Teoria Geral do Absurdo

Tudo que existe é absurdo. Logo, viver é absurdo. Esta é a conclusão final que cheguei, por ora, sobre o significado da vida, do estar-vivo, enfim, sobre a condição humana. Primeiramente esclarecerei em nível conceptual esta afirmação. Depois, em nível filosófico e por fim mostrarei que esta afirmação em nada se contrapõe às empiricamente concebidas pelo homem ao longo de sua história.

Por absurdo entende-se tudo aquilo que é contrário às leis da lógica ou é irredutível a elas. O facto de eu estar vivo decorre do facto de meus ancestrais um dia terem estado vivos, assim até o primeiro homem ter surgido. Sabe-se com o apoio da Teoria do Evolucionismo que o homem não surgiu completo, ou seja, não foi criado simplesmente. Ele evoluiu de outras espécies até chegar no estado denominado Homo Sapiens Sapiens. Assim também ocorre com todas as espécies vivas. Mas, perguntarei, aonde teve início a primeira espécie, o primeiro ser vivo? Disso não se pode ter certeza, mas acredita-se que tenha sido uma ameba, ou algo minúsculo. Através de milhões de anos, os seres foram evoluindo até chegar ao nosso tempo. Esta pergunta fica sem resposta, mas não dificulta em nada o entendimento sobre a o Teoria do Absurdo.

Não se sabe ao certo a origem do Universo. Entretanto, a teoria mais aceita é a da Grande Explosão (Big Bang), que reza que o início de tudo deu-se através de uma grande explosão. Antes, nada havia, ou tudo havia (o termo aqui transcende à lógica). O que havia era simplesmente uma quantidade de energia suficiente e gigantesca com força para criá-lo. Um erro fácil é imaginar que tudo que há é o que vemos. Com efeito, calcula-se cerca de 80 bilhões de planetas existentes no Universo. Isso daria em média 13 planetas para cada habitante do planeta terra. É provável que exista vida em outras planetas, até porque seria muita pretensão achar que somente nós seríamos contemplados com o absurdo.

O âmago da questão refere-se à criação de tudo que há, o momento zero. Surge duas hipóteses sobre o que ou quem criou esta energia: ou este algo sempre existiu (então pode ser chamado de Deus, ou qualquer outra coisa, não configurando em nada um Criador que fez do homem à sua imagem e semelhança), ou então foi criado por outra coisa, assim até chegar num ponto que algo tem que ter sido criado de algo. De qualquer forma, como o conceito de infinito é absolutamente incompreensível para o lógica humana atual, viver é absurdo, porque o estar-vivo é conseqüência da Grande Explosão.

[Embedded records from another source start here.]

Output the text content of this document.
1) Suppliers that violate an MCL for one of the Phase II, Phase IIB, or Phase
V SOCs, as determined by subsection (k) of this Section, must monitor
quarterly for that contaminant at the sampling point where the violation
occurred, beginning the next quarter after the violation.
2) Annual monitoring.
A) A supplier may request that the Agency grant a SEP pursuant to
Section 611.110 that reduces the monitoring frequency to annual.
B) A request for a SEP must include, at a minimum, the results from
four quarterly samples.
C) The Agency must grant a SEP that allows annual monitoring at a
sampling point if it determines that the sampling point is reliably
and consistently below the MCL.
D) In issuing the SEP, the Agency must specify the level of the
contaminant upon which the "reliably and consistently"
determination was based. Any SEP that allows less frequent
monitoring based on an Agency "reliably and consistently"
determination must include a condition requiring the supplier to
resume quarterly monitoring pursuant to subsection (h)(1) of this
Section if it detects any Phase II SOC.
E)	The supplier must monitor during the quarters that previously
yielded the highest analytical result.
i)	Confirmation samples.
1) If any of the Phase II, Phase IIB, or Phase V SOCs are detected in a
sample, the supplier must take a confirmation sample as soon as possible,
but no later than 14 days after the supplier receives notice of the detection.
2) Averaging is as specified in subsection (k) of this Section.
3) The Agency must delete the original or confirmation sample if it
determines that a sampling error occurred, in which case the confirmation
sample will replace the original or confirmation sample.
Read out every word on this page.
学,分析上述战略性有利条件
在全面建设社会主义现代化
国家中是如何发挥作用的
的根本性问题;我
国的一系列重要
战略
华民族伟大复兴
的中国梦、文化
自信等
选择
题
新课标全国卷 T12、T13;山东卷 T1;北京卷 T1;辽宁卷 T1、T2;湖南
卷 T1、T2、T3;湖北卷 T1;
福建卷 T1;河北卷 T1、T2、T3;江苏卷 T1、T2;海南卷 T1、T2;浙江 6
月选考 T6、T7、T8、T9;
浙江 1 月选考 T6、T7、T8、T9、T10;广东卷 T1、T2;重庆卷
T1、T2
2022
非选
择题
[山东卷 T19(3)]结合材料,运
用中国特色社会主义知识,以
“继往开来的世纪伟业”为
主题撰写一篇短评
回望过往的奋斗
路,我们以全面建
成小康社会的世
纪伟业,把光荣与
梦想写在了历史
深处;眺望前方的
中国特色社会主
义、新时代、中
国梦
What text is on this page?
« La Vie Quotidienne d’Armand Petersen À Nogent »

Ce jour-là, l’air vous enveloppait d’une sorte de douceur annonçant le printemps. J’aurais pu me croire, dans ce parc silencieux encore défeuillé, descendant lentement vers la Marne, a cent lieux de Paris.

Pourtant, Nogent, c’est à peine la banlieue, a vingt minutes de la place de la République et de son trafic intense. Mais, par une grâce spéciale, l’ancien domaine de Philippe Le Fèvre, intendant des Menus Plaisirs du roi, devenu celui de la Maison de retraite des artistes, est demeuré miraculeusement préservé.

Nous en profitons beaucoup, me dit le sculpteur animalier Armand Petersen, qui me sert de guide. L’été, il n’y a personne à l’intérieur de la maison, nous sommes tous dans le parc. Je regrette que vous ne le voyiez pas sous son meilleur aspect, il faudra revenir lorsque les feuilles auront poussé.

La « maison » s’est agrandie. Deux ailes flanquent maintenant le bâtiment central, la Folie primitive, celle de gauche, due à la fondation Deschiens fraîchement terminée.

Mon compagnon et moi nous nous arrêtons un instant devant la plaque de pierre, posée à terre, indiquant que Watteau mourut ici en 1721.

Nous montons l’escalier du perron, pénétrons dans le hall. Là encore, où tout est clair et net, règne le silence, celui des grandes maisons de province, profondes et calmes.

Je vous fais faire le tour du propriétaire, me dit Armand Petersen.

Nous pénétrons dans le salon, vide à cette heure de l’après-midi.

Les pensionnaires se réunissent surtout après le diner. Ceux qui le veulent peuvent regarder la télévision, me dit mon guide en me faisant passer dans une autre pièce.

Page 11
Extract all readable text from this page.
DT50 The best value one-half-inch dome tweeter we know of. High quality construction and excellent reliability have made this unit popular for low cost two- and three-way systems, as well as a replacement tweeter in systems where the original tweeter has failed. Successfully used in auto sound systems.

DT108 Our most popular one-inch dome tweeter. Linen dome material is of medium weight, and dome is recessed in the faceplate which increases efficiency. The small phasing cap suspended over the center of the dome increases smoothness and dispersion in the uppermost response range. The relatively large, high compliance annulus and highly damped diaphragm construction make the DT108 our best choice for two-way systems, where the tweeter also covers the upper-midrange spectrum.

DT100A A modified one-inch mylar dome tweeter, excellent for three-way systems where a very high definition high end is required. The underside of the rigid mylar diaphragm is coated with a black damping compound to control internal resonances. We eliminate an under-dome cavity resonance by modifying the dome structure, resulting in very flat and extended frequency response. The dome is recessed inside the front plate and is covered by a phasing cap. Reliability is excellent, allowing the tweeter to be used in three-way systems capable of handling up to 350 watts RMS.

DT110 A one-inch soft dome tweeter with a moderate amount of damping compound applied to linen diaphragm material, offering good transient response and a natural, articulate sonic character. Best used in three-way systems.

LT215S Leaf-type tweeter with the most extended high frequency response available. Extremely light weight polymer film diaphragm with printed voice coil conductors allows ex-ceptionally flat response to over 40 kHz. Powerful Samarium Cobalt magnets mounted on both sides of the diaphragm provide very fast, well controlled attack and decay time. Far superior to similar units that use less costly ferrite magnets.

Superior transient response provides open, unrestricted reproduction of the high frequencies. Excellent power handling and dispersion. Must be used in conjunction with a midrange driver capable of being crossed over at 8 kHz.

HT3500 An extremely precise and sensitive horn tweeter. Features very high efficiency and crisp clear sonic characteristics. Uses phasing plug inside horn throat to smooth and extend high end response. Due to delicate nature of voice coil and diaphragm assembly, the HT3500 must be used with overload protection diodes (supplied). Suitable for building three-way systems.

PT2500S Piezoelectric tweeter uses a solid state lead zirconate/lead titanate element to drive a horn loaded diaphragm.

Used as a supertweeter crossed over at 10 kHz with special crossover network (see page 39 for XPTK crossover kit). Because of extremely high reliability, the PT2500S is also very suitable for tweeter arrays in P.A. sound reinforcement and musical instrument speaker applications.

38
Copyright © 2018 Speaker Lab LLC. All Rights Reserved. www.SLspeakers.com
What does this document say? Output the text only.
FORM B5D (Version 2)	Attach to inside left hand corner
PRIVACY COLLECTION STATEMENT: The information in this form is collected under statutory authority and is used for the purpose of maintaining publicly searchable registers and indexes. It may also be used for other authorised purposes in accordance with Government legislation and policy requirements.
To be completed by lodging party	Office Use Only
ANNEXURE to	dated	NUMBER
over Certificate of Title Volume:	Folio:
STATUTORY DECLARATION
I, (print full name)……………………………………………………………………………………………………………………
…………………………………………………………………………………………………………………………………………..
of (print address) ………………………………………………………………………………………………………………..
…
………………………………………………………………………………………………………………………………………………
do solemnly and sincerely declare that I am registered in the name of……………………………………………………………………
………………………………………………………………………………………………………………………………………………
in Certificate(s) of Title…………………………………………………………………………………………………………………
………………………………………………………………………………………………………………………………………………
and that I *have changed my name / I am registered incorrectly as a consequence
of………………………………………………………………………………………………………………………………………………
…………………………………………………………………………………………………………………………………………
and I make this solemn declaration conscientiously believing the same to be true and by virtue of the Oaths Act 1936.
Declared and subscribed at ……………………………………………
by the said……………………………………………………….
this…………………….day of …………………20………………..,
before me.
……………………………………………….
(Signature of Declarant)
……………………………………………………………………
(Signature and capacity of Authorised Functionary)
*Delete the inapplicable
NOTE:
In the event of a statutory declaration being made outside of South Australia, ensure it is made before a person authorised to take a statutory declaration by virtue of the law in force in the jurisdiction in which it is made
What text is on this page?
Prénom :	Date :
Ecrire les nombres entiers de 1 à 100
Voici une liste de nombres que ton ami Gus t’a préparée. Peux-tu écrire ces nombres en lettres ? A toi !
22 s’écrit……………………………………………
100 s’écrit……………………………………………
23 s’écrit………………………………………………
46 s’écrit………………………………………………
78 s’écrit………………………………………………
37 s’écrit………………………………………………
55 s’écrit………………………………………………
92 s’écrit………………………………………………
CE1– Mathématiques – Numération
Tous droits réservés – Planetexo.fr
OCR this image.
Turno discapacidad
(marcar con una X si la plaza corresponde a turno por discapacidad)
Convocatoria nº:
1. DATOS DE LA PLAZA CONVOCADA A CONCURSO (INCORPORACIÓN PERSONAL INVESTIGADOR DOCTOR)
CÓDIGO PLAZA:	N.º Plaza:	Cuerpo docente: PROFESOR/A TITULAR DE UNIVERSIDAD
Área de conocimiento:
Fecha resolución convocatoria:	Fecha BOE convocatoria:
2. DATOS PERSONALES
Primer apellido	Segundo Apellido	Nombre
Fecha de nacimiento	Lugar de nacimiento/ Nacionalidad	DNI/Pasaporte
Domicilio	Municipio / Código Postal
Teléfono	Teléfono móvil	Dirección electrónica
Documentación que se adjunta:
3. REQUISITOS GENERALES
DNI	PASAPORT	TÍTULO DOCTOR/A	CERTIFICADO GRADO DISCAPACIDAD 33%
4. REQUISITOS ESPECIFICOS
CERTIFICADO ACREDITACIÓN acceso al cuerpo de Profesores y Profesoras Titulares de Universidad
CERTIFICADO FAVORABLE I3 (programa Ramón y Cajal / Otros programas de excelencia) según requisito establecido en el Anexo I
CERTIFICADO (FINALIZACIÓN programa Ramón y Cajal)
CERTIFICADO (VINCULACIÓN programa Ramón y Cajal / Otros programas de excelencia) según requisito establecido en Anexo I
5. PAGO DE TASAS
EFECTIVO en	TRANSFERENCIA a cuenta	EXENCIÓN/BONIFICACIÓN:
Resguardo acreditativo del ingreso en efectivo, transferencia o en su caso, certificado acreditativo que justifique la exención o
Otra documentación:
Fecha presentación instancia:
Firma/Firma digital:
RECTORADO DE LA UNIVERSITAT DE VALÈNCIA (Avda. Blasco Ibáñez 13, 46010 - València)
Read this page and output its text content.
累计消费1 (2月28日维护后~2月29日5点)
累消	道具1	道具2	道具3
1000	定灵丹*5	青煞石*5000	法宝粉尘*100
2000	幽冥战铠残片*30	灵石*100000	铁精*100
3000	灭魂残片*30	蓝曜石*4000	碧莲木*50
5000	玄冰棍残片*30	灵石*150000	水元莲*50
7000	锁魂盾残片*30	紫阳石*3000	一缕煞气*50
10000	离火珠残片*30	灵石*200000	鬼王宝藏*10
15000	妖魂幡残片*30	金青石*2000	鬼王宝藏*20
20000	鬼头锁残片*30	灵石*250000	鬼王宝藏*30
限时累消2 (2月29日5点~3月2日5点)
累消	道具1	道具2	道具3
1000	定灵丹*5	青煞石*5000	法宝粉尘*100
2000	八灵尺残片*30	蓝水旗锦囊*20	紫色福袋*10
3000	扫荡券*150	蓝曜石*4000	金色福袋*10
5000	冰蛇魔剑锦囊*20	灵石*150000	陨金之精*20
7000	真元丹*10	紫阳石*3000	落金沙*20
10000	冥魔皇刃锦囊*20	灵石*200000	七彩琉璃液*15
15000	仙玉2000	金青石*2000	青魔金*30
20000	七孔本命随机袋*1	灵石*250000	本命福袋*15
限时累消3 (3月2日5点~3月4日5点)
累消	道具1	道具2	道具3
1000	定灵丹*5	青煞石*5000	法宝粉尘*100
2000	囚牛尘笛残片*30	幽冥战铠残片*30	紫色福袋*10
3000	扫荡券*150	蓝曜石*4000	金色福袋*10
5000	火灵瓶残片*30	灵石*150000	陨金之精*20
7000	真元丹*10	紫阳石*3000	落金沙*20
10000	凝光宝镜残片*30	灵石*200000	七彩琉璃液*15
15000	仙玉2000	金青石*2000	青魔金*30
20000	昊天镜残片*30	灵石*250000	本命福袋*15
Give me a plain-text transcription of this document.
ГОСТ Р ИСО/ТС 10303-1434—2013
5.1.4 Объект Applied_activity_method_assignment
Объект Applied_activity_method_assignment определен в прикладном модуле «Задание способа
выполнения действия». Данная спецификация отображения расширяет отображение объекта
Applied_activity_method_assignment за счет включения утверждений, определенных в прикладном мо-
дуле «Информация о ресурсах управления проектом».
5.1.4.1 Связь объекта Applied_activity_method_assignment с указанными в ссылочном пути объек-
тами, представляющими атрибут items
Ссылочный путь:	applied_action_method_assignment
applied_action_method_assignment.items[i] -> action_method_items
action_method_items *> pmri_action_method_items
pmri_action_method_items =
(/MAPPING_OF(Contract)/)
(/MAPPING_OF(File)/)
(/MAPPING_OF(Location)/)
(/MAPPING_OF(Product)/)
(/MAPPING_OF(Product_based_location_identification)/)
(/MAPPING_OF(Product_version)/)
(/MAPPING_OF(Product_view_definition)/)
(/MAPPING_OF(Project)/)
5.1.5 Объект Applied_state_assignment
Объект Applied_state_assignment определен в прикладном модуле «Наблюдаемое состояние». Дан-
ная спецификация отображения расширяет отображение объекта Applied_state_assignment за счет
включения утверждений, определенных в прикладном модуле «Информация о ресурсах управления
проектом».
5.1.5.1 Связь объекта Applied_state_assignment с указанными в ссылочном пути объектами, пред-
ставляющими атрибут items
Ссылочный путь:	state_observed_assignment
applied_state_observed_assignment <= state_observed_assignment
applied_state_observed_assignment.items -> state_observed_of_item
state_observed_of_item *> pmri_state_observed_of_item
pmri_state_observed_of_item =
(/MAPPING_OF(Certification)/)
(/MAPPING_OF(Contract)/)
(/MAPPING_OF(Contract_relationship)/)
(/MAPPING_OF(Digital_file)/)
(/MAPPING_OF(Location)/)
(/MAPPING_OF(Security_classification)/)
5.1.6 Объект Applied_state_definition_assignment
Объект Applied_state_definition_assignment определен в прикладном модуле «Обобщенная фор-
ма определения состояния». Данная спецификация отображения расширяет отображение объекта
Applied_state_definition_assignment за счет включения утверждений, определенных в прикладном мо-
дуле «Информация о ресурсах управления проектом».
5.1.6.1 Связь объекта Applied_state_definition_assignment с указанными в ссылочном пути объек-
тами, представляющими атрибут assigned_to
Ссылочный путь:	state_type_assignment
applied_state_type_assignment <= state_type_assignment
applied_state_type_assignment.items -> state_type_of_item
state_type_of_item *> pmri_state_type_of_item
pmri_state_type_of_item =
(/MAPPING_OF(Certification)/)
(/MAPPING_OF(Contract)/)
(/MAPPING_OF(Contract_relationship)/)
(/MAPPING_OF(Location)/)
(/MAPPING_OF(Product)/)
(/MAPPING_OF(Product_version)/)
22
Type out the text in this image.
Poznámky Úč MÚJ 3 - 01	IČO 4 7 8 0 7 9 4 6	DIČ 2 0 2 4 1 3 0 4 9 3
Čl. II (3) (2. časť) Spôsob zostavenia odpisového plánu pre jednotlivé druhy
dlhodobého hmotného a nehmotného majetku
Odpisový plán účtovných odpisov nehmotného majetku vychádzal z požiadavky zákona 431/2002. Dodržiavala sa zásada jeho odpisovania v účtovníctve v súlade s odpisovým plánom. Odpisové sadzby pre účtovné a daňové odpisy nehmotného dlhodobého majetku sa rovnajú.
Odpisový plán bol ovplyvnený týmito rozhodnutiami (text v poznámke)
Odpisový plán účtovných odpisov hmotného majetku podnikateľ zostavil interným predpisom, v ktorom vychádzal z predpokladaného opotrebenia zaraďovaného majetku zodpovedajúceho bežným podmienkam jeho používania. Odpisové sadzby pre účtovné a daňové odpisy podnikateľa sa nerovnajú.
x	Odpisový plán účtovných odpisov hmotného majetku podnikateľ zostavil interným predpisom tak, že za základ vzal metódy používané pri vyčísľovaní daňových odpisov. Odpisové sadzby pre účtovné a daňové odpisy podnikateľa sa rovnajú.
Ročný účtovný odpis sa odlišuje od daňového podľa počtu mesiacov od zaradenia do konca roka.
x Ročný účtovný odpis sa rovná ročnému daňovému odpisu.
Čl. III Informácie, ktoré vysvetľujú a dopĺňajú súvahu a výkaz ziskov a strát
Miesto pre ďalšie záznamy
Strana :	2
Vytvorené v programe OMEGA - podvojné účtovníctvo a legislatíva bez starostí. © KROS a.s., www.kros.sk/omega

A situação piora quando pensa-se que tudo que há, há porque um Deus criou (neste sentido, um Deus criador e pai). Mesmo assim, viver continua sendo absurdo, mas desta vez pela via oposta, ou seja, a de que tudo que existe tem uma razão de ser, porque Deus quis, e disso não se pode escapar. Assim, viver seria absurdo porque o acto de viver seria demasiadamente lógico, configurando-se em absurdo.

Esta não é, certamente, uma teoria de salvação. É uma teoria baseada no mais alto grau da condição animal, baseada no que de mais incrível e fantástico um animal pode ter, que é a sua capacidade de pensar. Poder-se-ia dizer que isso é a prova de [a idéia] Deus. Não discuto se é ou não, até porque é impossível saber. O que me parece claro é que viver é uma imposição. Ninguém escolhe nascer. Assim, este Deus não passa de um manipulador de fantoches, porque quando se é, não se sabe como se não é. E quando se não é, não se sabe como se é. Dessa forma, fica evidente que não temos escolha com relação ao estar-vivo, muito pelo contrário: o homem é um ser limitadíssimo, somente mais evoluído em relação aos seus irmãos biológicos porque pensa, e pensar não significa algo bom ou ruim, melhor ou pior: estes conceitos foram criados pelo homem, de nada valem, não servem como leis, carecem de totalidade. Um animal irracional simplesmente é, vive o que tem que viver, e isso é tudo. O homem cria fantasias, mitos, lendas etc., mas isso não passa duma realidade subjetiva, sem valor efetivo.

Outro ponto que quero esclarecer, e que me parece ser a chave para muitas respostas. A maioria das pessoas não pensa... O homem, em sendo um animal, não foi feito para pensar. Deve viver. E quem pensa não vive [apud Sartre]. Pois bem: o método empírico é sempre anterior ao racional. Ora, o conceito de Deus é a explicação empírica do homem para explicar o inexplicável. Entretanto, este inexplicável é relativo: volta-se dois mil anos no tempo e ter-se-á um homem reverenciando o Deus da chuva, ou o Deus do fogo. Hoje, sabe-se que a causa da chuva ou do fogo não é uma acção direta de Deus. Logo, quanto maior for o conhecimento, menor será a crença em divindades para explicar o inexplicável. E nisso reside o ponto chave desta tese: já que a maioria das pessoas não pensa, talvez por acomodação, talvez por ignorância, é mais fácil crer num Deus providencial para explicar o que não se consegue entender. Dessa maneira, claramente percebe-se o caráter superficial que qualquer crença religiosa adquire, não suportando a mínima crítica.

Com efeito, não pretendo ser dogmático como procedem as religiões. Aliás, considero a possibilidade de eu estar completamente equivocado com relação às minhas teses. Não morreria por elas, de forma alguma. Como cada afirmação necessita de outra para se completar, assim num processo infinito (absurdo), o que me importa é a discussão em torno de argumentos. De uma maneira geral, não condeno quem crê em dogmas religiosos ou leva uma vida superficial. É mais fácil viver assim. Evita-se o sofrimento. Esta não seria uma função da religião? Pois bem, viver em ilusão, crer em algo que não existe, se assim proceder a maioria, não será motivo de tormento. Porém, depois de se encontrar o caminho, depois de se conseguir ver criticamente as coisas, fica muito difícil seguir a maioria. Por fim, vale um consolo: o sofrimento em nível biológico é uma prova da nossa superioridade evolutiva. Como o conhecimento é infinito, a ignorância também o é. Logo, é impossível saber tudo. Assim sendo, quanto maior for o conhecimento de alguém, também será maior a sua ignorância. Busco, por fim, ficar mais ignorante do que já sou.